Foreigners who buy homes in the greater Toronto area are to face a new 15% extra tax, as the government of the Canadian province of Ontario moves to cool the region’s housing market, just as Vancouver did previously.
The new tax is included among a number of measures the Ontario government unveiled last week, as part of what it said was an “action to make housing more affordable for homebuyers and renters”.
According to the government, the new 15% “Non-Resident Speculation Tax”, or NRST, would be levied on “non-Canadian citizens, non-permanent residents and non-Canadian corporations buying residential properties containing one to six units” in an area including Toronto and its environs that is known as the “Greater Golden Horshoe”, which stretches down to Lake Erie and as far to the northeast as Peterborough.
Once the legislation is approved, the new tax would be applied retroactively to purchases made as of 21 April.
The new tax and other measures come as the cost of housing in certain markets in Canada, like those in such other cities in and around Hong Kong, Singapore, Sydney, New York and London, has been soaring in recent years, as investors pile into property.

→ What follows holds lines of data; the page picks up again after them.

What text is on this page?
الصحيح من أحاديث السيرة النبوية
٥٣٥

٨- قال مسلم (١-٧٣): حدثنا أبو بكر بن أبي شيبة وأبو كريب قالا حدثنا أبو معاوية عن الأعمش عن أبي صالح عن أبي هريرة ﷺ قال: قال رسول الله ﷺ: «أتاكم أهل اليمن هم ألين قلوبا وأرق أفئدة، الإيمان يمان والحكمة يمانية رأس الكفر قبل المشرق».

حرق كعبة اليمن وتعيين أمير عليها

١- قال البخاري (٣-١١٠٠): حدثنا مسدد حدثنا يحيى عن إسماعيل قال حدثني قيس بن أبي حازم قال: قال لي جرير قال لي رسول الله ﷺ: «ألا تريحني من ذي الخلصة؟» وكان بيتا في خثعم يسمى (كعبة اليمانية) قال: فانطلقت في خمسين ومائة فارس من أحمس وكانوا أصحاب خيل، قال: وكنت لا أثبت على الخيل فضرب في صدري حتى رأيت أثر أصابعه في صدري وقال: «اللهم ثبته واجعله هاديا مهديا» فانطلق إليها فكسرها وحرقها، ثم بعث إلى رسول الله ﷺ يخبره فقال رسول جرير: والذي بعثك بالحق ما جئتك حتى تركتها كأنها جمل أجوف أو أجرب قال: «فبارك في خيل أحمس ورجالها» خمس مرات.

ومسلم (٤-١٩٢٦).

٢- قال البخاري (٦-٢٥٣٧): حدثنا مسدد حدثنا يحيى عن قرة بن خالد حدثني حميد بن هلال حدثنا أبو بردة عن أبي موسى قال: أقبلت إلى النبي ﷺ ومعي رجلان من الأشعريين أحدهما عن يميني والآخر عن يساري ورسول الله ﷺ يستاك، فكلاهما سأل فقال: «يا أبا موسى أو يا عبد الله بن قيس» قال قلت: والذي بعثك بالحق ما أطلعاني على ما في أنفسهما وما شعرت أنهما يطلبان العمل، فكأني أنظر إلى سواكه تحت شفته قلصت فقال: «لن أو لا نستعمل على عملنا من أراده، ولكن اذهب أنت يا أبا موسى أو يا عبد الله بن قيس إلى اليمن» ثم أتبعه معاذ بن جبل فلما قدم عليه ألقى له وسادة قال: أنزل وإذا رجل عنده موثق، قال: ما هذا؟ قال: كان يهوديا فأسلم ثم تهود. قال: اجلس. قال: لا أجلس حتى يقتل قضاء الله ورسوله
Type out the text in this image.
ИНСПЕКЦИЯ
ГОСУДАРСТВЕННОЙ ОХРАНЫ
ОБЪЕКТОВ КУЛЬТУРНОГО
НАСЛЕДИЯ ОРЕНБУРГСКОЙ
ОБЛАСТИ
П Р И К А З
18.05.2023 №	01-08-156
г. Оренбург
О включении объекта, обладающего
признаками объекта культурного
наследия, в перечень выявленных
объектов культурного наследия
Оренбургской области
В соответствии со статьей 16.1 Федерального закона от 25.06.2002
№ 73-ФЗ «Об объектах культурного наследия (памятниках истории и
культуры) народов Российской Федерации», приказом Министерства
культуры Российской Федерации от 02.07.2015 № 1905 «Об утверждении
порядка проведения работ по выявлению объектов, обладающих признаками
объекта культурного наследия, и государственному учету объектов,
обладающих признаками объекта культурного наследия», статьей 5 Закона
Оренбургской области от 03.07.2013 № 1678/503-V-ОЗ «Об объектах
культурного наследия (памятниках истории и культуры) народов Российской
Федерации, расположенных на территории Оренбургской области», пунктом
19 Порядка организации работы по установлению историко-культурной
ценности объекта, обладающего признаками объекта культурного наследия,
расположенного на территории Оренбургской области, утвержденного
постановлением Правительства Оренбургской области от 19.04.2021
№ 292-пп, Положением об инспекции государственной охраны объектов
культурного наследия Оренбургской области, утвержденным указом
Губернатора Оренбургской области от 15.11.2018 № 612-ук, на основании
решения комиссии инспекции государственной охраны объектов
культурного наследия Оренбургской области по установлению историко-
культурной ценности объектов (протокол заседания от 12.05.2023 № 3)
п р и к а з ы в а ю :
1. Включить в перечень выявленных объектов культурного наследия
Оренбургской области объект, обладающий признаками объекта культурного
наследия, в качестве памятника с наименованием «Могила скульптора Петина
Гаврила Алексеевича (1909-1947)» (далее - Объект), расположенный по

According to the Ontario government, average house prices in the Toronto region reached C$916,567 in March, up 33.2% from a year earlier, and in the wake of two consecutive years of double-digit gains.
Last year, the West Coast Canadian province of British Columbia became the first in Canada to impose a 15% tax on foreigners buying homes in and around Vancouver, a city which has become popular among Chinese investors in particular.
In January, Vancouver was ranked the world’s third most expensive housing market among 406 major metropolitan regions in an annual ranking, the Demographia International Housing Affordability Survey, while Hong Kong held the top position for the seventh year in a row.
Vancouver house prices rose the equivalent of a full year’s household income in only a year, the Demographia researchers noted.